Conrad Veder was unhappy.
The private jet was luxurious, the food excellent, the cabin service first rate, but he was not pleased. His contact, DaCosta, had reached out to Veder using a private number to a disposable phone that he carried for single-use communication.
“There’s been a change of plans,” said DaCosta.
“What change?”
“My client would like you to put your current assignment on hold.”
“Why?”
“He didn’t tell me.”
“This is irregular,” said Veder.
“I know. But he was insistent.”
“Does that mean the contract is canceled?”
“Canceled?” DaCosta sounded surprised. “No. No, not at all. Apparently there is another matter he would like to discuss with you. A side job.”
“And you don’t know what it is.”
“No. He said he would like to discuss it with you.”
“I can give you a phone number—”
“No… he wants to discuss it with you face-to-face.”
“I don’t do face-to-face. You know that.”
“I told him.”
“Then why are we having this conversation?”

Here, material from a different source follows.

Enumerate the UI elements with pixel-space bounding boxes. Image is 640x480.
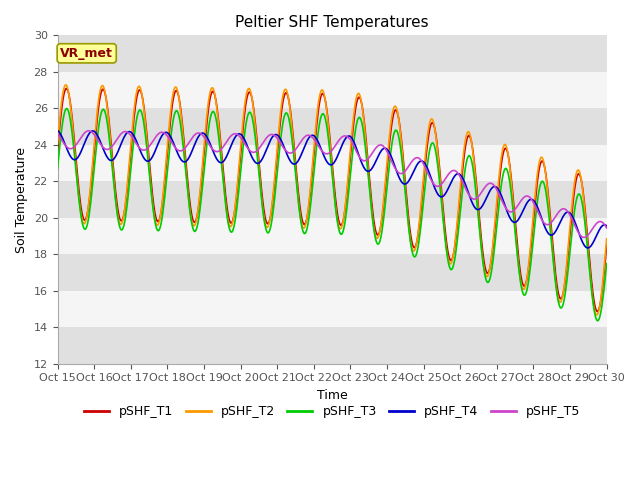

“He told me to say that he will provide a bonus equal to half the agreed price of the current contract if you meet with him.”
That was three and a half million dollars. Even so, Veder said, “No.”
“He said that he would wire the money to your account before the meeting.”
Veder said nothing.
“And he said to tell you that if you accept the side job, he will double the entire amount of the original contract.”
Veder said nothing.
“On top of the meeting bonus.”
Veder, for all of his deep-rooted calm, felt a flutter in his chest. That would mean that this entire job would net seventeen and a half million dollars. He thought about that for a long minute, and DaCosta waited him out.
“Where and when?”
“He’ll send a private jet.” DaCosta told Veder the location and time.
“You know I’ll assess the situation,” Veder said. “If this is a trick or a trap, then I’ll walk away.”
“My client knows that.”
“And I’ll hold you responsible for setting me up.”
This time DaCosta said nothing for almost thirty seconds.
“It’s not a setup. Check with your bank in thirty minutes. The money will have been wire transferred.”
Veder said nothing.
“Are you there?” DaCosta asked.
“How do I know that this will even be the client?”
“He told me that you’d ask. He said that if you did I was to say this: you are needed in the West.”
Veder said nothing. It was the right code. The client had to be either Otto Wirths or Cyrus Jakoby. Veder had already determined that they were the ones who had been paying him to assassinate the remaining members of the List. They were the only people — apart from Church and the woman named Aunt Sallie — who knew about the Brotherhood of the Scythe and of his code name: West.
Veder did not like it. It meant stepping out of the antiseptic world of clean kills with no emotional connection and back into the muddier world of politics and idealism. Veder held both in contempt. Thirty years ago he had been recruited into the Brotherhood for his skills, and back then he was susceptible to idealistic rhetoric and flattery. The Brotherhood was to be the world’s most deadly alliance — the four greatest living assassins. It had been done with the ostentatious ritualism of the old Nazi Thule Society. The members of the Brotherhood wore masks when they met. They swore blood oaths. They promised fealty to the Cabal and all it stood for.
How silly, he thought. He was privately embarrassed to have been coaxed into the group, though admittedly they had provided great training, excellent intelligence, and lots of money. And in a very real way they had made him the man he was, because as the List systematically dismantled the Cabal, Veder had learned habits of caution that became the framework for the rest of his life.
Since then he had intentionally distanced himself from any connection to political or social agendas. He did not like being drawn back into it now.
But the money…
Veder was detached enough to realize that Wirths and Jakoby were using money now in exactly the way that they had used idealism and flattery back then. It was trickery and manipulation.
What made Veder the most unhappy as he sipped green tea in luxurious comfort aboard the private jet was that the manipulation worked.